À Renascença, o antigo governante recorda o 1.º de Maio, Dia do Trabalhador, então decretado feriado pela Junta de Salvação Nacional, como “um momento inolvidável”. “Estava com a minha mulher na Avenida dos Estados Unidos da América, [em Lisboa]. Estávamos numa alegria transbordante.”
Nessa altura, sentia “um certo fascínio pela esquerda”, ainda que, mais tarde, tivesse feito de vários governos de direita. “Havia aquela ideia, própria da juventude, de que tudo o que fosse diferente do regime era bem-vindo. Mas nunca me entusiasmei com a esquerda marxista, nunca fui marxista. Aliás, como católico, tinha a satisfação de algumas respostas que a doutrina social da Igreja já me dava, na altura. Agora, a novidade era, em si, aliciante e, portanto, nesse sentido, fui oposicionista.”

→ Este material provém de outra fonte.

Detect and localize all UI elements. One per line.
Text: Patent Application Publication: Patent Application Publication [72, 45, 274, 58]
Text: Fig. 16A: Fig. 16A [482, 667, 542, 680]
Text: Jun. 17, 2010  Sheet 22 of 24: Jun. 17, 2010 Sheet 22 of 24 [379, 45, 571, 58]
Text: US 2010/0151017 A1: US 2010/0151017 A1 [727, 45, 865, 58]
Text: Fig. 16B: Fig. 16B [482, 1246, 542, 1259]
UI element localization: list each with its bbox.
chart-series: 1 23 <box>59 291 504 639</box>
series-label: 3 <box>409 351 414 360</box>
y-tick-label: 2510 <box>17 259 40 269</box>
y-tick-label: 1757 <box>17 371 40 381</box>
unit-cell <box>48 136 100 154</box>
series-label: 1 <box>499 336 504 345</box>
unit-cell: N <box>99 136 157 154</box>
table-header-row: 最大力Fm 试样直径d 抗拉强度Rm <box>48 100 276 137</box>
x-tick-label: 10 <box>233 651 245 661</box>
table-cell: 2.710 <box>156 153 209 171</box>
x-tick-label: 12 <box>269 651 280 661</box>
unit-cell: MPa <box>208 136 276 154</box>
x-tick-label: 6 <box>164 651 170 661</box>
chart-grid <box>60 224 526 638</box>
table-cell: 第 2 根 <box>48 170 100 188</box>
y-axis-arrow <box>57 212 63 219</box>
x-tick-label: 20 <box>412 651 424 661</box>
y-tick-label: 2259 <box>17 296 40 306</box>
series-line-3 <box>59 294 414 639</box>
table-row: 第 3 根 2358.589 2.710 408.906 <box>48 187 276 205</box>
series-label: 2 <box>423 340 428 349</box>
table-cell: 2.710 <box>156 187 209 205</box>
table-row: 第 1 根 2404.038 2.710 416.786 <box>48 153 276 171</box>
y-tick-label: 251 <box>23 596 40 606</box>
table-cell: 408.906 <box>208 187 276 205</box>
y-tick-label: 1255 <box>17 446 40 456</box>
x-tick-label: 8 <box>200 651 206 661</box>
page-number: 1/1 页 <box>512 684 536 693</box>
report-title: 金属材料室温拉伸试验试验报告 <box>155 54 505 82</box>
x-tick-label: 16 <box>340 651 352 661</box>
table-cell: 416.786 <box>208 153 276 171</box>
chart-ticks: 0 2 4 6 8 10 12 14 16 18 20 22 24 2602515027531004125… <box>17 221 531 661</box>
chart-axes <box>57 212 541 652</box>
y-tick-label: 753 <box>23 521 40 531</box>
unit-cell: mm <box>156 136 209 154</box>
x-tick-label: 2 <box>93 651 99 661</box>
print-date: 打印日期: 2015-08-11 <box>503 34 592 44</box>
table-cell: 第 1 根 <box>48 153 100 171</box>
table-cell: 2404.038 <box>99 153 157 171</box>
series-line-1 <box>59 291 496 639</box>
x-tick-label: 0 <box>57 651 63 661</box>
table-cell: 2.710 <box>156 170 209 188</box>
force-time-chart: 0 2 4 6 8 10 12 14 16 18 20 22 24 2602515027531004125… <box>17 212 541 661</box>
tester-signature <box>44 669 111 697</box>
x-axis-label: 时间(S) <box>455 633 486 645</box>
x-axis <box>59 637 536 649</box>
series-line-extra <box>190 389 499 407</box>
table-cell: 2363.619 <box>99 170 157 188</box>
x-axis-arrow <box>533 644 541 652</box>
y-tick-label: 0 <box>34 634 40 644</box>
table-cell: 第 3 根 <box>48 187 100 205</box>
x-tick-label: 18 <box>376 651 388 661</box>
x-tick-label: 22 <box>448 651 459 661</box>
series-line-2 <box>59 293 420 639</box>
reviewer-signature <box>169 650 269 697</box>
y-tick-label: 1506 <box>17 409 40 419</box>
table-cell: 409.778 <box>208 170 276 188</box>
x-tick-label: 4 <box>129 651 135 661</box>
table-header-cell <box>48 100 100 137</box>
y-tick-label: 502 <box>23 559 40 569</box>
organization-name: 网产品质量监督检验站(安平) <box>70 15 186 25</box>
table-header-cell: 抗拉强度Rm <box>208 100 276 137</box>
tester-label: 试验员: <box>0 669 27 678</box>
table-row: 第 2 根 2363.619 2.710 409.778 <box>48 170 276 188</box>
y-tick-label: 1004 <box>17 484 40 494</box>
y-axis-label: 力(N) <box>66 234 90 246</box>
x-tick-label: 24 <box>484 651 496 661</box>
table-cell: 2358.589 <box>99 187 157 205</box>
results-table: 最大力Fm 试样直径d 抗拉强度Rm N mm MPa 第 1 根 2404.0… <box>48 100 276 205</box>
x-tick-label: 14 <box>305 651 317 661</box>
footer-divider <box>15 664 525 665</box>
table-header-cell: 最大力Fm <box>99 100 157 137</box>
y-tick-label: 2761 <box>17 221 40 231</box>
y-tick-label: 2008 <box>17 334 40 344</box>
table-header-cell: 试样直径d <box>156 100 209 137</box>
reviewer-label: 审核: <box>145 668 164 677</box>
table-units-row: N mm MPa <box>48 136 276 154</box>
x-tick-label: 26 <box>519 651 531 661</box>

Talvez, por isso, tenha votado no PS nas primeiras eleições livres após a Revolução dos Cravos, a 25 de Abril de 1975. “Foi a única vez que votei no Partido Socialista." E explica: "Há aqui um fator importante. Ao passo que o PS e o Dr. Mário Soares estavam presentes, pelo menos no plano em que eu estava na vida, o Dr. Sá Carneiro, apesar de ter feito parte dos deputados liberais, na assembleia nacional, estava em formação, a partir do zero praticamente.”
Além de António Bagão Félix, o terceiro episódio do podcast “Igreja e Liberdade” conta com os testemunhos de Pedro Roseta, que conta como percorreu o país, após o 25 de Abril, a explicar à população como se votava, e de Joaquim Azevedo, que relata o que o levou a optar pela neutralidade, nos primeiros tempos após a revolução, depois de ter estado ligado a grupos de resistência à ditadura.
Esta série de cinco episódios tem coordenação científica de Paula Borges Santos, numa parceria com o IPRI – Instituto Português de Relações Internacionais, e aborda temas como a luta dos cristãos contra a guerra colonial e contra a ditadura e o papel do episcopado na adaptação da Igreja à democracia.